The shower’s water scalds my skin. I stand beneath it fully clothed for a long minute before I strip, letting the wet fabric fall and crumple at my feet.
I scrub until my skin turns raw. My nails dig into my arms, my collarbone, my thighs.
I can't stop. I see blood under my nails, but it’s not mine.
It isn’t his, either. It’s imagined—clinging there because my mind needs a place to put the guilt.
My knees give out before I can reach for the soap.
I slide down the tile wall, legs folding awkwardly beneath me.
The steam curls around my face as my forehead presses against my knees.
A raw sob punches out of me before I can hold it in.
I bite down on my lip to silence the next one, but it doesn't help. It breaks through too.
I pull at my hair, fingers fisting tightly, trying to anchor myself in something—anything. The sound of the water drowns out the crying but not the shame. Not the fear. My chest heaves and I can’t catch my breath.
I killed a man.
And I’d do it again. That’s what scares me the most.
My fingers tremble as I turn off the tap.

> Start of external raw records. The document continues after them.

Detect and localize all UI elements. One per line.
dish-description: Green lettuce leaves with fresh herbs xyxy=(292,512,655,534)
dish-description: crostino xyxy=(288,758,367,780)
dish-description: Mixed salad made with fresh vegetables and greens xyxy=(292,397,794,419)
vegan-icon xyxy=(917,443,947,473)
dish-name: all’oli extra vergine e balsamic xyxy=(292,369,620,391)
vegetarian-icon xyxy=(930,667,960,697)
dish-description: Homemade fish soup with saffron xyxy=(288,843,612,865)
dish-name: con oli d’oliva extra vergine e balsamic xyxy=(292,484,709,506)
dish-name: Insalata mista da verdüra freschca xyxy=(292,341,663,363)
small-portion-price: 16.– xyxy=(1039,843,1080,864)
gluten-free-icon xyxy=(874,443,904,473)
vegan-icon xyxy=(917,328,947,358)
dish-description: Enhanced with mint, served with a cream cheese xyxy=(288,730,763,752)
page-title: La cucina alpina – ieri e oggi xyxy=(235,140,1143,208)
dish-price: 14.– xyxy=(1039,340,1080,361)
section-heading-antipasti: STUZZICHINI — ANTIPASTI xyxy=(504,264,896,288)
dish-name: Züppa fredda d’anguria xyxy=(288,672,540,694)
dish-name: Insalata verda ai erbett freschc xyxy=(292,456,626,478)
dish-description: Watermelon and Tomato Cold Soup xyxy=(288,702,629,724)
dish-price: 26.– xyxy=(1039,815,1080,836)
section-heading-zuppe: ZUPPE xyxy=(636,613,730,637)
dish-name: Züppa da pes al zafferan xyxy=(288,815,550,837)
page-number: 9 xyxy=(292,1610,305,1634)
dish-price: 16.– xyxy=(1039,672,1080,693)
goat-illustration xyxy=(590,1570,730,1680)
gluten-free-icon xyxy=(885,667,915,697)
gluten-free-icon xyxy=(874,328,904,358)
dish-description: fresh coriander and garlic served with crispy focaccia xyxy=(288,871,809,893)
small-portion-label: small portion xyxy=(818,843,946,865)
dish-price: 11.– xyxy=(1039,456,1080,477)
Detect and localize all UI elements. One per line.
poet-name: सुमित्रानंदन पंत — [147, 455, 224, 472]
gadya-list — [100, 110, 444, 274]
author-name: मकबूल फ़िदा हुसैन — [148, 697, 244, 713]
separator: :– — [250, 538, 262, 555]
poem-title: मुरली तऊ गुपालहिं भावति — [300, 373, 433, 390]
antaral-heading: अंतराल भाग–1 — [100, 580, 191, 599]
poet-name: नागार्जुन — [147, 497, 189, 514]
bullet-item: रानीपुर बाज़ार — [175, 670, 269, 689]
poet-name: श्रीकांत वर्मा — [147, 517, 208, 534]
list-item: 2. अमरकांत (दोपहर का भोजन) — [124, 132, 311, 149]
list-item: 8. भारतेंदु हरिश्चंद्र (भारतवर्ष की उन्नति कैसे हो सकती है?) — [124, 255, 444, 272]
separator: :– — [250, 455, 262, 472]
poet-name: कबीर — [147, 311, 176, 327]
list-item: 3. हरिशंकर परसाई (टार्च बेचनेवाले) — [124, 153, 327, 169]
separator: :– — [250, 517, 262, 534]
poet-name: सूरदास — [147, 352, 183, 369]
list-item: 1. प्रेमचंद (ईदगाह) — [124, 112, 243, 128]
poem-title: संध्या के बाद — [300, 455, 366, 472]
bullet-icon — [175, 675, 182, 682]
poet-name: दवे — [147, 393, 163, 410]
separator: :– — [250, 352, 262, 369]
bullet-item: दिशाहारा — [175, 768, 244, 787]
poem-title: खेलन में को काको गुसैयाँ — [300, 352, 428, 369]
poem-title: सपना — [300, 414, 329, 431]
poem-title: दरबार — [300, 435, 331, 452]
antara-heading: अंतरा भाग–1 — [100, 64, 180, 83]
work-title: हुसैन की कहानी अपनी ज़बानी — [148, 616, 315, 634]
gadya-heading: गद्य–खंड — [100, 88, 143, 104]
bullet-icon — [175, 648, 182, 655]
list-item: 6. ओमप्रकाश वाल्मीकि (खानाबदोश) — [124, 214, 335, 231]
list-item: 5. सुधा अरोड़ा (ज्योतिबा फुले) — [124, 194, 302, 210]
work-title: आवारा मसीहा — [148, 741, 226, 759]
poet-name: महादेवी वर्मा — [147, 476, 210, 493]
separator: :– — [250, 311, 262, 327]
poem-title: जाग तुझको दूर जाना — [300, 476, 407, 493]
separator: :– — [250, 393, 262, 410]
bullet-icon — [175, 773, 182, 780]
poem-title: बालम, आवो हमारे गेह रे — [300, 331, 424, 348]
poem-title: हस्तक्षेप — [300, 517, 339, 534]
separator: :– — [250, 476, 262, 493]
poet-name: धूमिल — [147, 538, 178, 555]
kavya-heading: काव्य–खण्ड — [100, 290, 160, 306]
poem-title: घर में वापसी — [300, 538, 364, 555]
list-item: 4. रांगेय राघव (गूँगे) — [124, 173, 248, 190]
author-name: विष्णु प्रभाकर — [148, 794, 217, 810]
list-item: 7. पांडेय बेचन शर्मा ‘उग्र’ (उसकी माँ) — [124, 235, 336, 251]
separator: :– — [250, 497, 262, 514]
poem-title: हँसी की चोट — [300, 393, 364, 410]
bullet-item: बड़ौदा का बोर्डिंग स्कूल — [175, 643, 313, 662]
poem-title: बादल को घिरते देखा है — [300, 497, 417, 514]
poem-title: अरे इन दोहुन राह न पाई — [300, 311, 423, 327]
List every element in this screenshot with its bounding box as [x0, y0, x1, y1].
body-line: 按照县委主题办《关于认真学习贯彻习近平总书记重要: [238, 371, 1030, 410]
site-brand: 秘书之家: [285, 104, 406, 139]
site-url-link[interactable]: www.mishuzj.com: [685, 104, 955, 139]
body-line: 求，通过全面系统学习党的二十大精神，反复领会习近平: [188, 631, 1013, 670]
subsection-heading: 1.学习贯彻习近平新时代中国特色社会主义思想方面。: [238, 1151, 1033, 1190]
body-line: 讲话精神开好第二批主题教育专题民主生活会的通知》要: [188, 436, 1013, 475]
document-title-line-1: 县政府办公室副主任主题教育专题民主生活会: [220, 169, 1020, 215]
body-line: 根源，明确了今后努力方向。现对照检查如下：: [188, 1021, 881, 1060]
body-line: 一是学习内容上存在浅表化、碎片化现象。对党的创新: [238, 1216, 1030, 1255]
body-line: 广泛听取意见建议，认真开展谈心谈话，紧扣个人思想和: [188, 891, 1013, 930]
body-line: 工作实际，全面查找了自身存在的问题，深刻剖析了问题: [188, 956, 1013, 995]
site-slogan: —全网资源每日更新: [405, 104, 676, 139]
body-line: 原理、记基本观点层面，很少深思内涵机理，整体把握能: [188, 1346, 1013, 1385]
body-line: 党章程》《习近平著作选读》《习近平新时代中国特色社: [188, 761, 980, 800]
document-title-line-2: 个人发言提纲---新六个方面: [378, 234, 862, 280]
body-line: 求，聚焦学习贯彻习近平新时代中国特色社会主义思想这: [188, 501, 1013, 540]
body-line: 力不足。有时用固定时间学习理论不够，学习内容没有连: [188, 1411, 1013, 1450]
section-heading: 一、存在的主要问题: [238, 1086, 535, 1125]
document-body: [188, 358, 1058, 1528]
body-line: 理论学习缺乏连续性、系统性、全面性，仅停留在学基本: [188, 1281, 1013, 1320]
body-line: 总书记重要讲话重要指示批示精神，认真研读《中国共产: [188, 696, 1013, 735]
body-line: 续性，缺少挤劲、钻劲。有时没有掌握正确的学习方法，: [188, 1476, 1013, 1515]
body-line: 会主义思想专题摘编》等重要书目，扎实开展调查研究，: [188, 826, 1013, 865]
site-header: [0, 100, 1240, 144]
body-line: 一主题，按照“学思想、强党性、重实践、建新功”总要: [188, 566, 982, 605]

The silence that follows is almost worse than the water pounding in my ears.
I drag myself upright, muscles aching, legs slow to respond.
The steam has fogged the mirror, obscuring the face I can’t bring myself to look at.
I towel off in slow, mechanical motions, but it doesn’t help.
I still feel soaked in it—what I did, what it cost.
I wrap the towel around my chest and step into the bedroom. My body shivers slightly in the cooler air. I sit on the edge of my bed in the half-light, knees tucked close. Everything feels thinner now—my skin, my resolve, the line between who I thought I was and who I became tonight.
Connor is alive because of me, or at least, I hope he's still alive. I didn't stay long enough to watch him get in his car and leave. I don't know where he is or what he's doing, but now I feel more panic rising and a desperation to hear from him.
My phone is still in my coat pocket. I get up, retrieve it, and sit back down.
I open a new message.
Nora 11:42 PM: Are you still breathing?
I don't know what this means, but it means something, and probably something my father will hate.